Non-selective NSAIDs may also be associated with a small increased risk of thrombotic evens particularly when used at high doses and for long-term treatment. Diclofenac (150mg daily) and ibuprofen (2.4g daily) are associated with an increased risk of thrombotic events. The increased risk for diclofenac is similar to that of licensed doses of etoricoxib. Naproxen is associated with an increased risk of myocardial infarction. A small increased thrombotic risk cannot be excluded for other NSAIDs.
The lowest effective dose of NSAID or COX-2 selective inhibitor should be prescribed for the shortest period to control symptoms and that the need for long-term treatment should be reviewed periodically.

The CHMP has recommended restrictions on the use of piroxicam because of the increased risk of gastro-intestinal side effects and serious skin reactions. The CHMP has advised that
Piroxicam should be initiated only by physicians experienced in treating inflammatory or degenerative rheumatic diseases
Piroxicam should not be used as first-line treatment
In adults, use of piroxicam should be limited only to the symptomatic relief of osteoarthritis, rheumatoid arthritis, and ankylosing spondylitis
Piroxicam dose should not exceed 20mg daily
Piroxicam should no longer be used for the treatment of acute painful and inflammatory conditions
Treatment should be reviewed 2 weeks after initiating piroxicam and periodicallt therafter
Concomitant administration of a gastro-protective agent should be considered
Topical preparations containing piroxicam are not affected by these restrictions

Tiaprofenic acid
May cause sever cystisis, stop treatment if symptoms occur.

In view of reports of dycrasias (including fatalities) and liver cirrhosis with low-dose methotrexate, the CSM has advised:
Full blood count and renal and liver function tests before starting treatment and repeated weekly until theraphy stabilised, thereafter patients should be monitored every 2-3 months
That patients should be advised to report all symptoms and signs suggestive of infection, especially sore throat.
Treatment with folinic acid(calcium folinate) may be required in acute toxicity.

The patient must be warned to report immediately the onset of any feature of blood disorders (e.g sore throat, bruising, and mouth mulcers), liver toxicity (e.g nausea, vomiting, abdominal discomfort, and dark urine), and respiratory effects (e.g shortness of breath)

Venous thromboembolism occurs more frequently in women taking co-cyprindiol than those taking a low-dose combines oral contraceptive. The CSM has reminded prescribers that co-cyprindiol is licensed for use in women with severe acne which has not responded to oral antibacterials and for moderately severe hirsutism; it should not be used solely for contraception.
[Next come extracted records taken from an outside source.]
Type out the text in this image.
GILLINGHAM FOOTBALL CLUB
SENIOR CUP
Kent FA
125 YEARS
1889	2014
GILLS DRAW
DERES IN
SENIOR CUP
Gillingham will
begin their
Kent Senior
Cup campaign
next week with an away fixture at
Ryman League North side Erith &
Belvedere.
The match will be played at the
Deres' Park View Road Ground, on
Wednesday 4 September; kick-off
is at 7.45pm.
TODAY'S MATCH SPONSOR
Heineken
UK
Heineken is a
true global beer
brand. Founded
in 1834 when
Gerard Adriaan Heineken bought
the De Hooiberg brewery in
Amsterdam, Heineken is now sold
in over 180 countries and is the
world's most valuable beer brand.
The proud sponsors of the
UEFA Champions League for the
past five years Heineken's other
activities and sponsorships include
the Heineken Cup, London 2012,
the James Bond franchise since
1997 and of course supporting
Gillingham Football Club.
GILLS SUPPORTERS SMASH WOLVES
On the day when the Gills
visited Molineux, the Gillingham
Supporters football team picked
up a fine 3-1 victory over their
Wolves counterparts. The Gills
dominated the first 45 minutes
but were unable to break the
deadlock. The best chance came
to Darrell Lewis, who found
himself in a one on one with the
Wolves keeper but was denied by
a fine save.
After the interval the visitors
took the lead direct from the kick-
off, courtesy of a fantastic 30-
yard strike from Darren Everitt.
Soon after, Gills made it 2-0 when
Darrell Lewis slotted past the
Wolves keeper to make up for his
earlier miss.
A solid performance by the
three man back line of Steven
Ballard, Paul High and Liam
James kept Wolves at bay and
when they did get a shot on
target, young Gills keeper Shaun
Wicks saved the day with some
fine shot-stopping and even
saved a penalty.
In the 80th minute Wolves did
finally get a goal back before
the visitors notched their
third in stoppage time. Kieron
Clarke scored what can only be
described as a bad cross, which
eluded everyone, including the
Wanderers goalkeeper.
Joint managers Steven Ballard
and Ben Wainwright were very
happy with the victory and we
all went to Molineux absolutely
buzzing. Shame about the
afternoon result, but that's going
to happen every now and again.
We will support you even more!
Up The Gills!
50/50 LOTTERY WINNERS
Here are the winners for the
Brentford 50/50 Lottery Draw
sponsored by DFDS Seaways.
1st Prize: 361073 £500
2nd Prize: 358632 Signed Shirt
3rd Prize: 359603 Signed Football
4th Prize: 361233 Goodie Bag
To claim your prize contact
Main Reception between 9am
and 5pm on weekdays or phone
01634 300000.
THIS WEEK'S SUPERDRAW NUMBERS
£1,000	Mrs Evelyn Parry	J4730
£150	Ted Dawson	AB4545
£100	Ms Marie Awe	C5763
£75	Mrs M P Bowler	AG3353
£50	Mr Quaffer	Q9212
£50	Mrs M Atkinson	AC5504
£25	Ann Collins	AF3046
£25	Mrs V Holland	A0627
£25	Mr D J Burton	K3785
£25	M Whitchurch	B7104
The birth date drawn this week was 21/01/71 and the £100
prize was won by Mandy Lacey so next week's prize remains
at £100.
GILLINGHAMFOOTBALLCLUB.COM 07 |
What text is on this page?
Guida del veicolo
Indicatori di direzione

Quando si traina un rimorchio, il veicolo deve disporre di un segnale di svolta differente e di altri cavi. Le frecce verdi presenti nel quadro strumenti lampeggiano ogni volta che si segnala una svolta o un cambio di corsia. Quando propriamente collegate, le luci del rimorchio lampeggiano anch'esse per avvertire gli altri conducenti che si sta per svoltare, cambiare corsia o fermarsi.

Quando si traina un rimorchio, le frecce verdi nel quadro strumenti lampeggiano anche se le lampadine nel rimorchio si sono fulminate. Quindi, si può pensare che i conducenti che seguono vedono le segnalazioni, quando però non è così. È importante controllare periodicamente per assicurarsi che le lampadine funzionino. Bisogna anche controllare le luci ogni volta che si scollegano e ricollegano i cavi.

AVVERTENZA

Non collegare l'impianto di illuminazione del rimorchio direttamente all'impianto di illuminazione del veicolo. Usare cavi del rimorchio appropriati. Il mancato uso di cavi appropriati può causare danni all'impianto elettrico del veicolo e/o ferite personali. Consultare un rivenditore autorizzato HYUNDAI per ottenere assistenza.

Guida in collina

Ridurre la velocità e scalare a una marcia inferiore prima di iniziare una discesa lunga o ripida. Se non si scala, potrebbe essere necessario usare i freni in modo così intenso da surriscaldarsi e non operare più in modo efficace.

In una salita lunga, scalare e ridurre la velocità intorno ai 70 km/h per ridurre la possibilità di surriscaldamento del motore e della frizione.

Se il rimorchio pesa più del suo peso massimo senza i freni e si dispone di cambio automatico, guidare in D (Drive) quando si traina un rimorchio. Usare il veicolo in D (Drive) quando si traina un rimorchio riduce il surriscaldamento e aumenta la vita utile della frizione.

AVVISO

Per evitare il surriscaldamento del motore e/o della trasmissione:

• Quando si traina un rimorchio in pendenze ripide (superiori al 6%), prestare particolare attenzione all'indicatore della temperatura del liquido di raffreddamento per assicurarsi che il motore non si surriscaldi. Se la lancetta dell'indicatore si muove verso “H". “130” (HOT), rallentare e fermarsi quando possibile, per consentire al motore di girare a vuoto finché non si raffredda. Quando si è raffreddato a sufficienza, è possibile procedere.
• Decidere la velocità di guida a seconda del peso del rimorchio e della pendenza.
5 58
It is contra-indicated in those with a personal or close family history of venous thromboembolism. Women with severe acne or hirsutism may have an inherently increased risk of cardiovascular disease.
Contra-indicated in pregnancy and a predisposition to thrombosis.

For optimum photoprotection, sunscreen preparations should be applied thickly and frequently (approx 2 hourly). In photodermatoses, they should be used from spring to autumn. As maximum protection from sunlight is desirable, preparations with the highests SPF should be prescribed.